What's in an Annotation?

What are annotations? How do you annotate texts, and what does that say about how you read?

These are the questions we invited a group of sophomores from Stuart Country Day School to explore with us at a community outreach event that the CDH held last month.

Assistant Director Natalia Ermolaev gave a quick tour of the CDH, and then the students, teachers, and CDH staff settled in for an eye-opening exercise led by Project Designer Rebecca Munson. Rebecca gave us a familiar task: read and annotate an excerpt by Edgar Allan Poe. Easy enough. But then, like a good Poe story, there was a twist: we were asked to switch papers with a neighbor and annotate their annotations .

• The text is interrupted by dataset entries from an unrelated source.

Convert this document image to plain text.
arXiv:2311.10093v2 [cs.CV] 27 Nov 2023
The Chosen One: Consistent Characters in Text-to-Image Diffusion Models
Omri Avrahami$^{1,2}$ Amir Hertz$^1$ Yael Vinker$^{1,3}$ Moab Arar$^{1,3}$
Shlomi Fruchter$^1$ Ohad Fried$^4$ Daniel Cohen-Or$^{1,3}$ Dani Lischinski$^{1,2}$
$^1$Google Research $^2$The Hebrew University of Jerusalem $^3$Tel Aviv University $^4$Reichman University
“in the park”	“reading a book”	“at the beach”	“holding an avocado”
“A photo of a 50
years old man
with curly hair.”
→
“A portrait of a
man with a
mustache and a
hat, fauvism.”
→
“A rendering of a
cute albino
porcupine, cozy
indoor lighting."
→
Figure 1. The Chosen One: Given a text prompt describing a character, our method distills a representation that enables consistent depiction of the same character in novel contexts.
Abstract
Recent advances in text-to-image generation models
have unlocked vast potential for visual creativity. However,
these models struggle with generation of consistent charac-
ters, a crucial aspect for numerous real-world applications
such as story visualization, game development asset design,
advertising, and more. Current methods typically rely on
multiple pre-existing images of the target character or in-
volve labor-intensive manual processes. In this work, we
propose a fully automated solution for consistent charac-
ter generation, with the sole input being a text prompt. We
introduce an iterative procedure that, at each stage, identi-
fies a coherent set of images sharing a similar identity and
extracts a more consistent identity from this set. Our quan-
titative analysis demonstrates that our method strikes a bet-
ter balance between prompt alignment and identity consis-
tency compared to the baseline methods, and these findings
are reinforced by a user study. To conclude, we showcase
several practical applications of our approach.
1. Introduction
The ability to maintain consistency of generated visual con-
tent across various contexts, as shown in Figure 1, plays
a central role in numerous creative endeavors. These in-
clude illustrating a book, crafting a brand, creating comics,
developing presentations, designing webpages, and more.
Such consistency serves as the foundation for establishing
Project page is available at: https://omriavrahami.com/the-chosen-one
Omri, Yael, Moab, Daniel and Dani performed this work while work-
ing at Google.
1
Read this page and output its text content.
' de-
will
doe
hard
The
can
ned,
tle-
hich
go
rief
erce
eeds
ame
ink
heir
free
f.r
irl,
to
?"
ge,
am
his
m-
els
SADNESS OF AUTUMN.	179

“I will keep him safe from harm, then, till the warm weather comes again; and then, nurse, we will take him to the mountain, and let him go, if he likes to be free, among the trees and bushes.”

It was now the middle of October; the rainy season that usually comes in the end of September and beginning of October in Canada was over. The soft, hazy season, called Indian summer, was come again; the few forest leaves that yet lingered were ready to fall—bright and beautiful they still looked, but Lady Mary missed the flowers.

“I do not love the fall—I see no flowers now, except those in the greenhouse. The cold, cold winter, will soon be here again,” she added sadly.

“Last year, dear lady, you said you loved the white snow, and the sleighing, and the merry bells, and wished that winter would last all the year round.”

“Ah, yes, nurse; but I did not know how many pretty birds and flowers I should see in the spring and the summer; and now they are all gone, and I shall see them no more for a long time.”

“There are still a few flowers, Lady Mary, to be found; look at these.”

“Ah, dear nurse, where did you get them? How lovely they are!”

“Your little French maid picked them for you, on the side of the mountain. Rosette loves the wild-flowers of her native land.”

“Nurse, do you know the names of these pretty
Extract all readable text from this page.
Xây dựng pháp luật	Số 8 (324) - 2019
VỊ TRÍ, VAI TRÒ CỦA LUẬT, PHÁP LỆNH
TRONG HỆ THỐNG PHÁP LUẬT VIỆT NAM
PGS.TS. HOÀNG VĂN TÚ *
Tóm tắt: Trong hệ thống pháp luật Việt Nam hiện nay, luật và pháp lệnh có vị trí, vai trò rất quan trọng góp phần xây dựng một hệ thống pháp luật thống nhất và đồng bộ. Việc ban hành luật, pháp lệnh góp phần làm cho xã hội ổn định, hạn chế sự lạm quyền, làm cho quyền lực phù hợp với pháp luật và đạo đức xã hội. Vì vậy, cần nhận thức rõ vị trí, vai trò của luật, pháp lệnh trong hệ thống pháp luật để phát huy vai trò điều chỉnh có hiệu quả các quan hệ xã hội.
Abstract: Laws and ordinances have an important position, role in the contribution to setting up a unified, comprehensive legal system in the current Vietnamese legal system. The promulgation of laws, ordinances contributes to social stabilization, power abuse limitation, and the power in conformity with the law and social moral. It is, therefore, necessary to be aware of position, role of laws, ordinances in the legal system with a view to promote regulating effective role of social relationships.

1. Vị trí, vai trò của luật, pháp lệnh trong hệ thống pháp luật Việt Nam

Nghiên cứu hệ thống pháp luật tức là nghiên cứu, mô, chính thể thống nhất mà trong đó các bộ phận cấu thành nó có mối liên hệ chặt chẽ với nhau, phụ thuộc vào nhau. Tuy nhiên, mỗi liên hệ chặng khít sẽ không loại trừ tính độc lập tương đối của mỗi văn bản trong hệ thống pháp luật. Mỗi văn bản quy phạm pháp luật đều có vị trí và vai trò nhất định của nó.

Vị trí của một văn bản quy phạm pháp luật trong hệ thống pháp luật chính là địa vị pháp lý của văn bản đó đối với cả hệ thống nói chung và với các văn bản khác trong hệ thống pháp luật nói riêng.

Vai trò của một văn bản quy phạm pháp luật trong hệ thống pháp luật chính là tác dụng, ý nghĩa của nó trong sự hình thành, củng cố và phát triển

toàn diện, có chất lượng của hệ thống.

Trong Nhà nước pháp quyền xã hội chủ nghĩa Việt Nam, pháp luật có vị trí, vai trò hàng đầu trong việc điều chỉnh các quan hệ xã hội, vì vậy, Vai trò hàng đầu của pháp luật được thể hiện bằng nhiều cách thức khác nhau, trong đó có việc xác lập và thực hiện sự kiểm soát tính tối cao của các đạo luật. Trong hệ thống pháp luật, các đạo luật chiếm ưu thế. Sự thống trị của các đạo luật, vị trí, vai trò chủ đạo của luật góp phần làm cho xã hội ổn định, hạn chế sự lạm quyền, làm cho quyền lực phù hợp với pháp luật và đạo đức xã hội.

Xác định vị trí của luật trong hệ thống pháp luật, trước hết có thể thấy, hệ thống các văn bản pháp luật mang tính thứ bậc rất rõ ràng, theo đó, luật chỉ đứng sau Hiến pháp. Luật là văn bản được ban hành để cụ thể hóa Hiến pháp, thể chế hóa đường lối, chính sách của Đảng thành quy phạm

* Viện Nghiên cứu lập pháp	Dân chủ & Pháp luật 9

After the collective mild panic subsided (after all, we annotate assuming whatever we write is for our eyes alone!), the exercise demonstrated an illuminating point about reading practices: everyone approaches a text differently. We discussed how some of us underlined and annotated to facilitate rereading; others marked literary devices and structures of repetition; still others scrawled summaries or questions in the margins. Most of us do a combination of these things. But the students quickly discerned that we need many perspectives to unpack the richness of a text, and that no two people will annotate in quite the same way.

This insight forms the basis of two of the CDH’s sponsored projects, Derrida’s Margins and The Winthrop Family on the Page . The students had the opportunity to explore the projects ahead of time, and Rebecca taught them a bit more about the design and development process of making a DH website.

Rebecca’s presentation spurred vibrant small-group conversations over lunch about everything from digital humanities and computer programming to study abroad and musical theater. The students had recently completed annotation projects of their own in history class, and they came prepared with smart questions for us. “Intellectual adrenaline,” as the Stuart teacher phrased it, perfectly describes the buzzing atmosphere.

Besides having flashbacks to my own kilt-and-blazer-wearing high school days, I had two big takeaways from my participation in this event. First, it was amazing to see leading women in the field like Rebecca and Natalia inspire the next generation of young women to think at the intersection of the humanities and technology. A room full of future historians, designers, programmers, and humanists were learning for the first time that “digital” and “humanities” could go hand in hand.

Second, this outreach event offers a model for how institutions of higher education can build bridges to engage the broader community. As last semester’s reading group What Can the Public Digital Humanities Be? attests, this question of community engagement has been at the forefront of our minds. The mutual excitement of the Stuart students and all of us at the CDH shows just how effective and valuable these partnerships can be.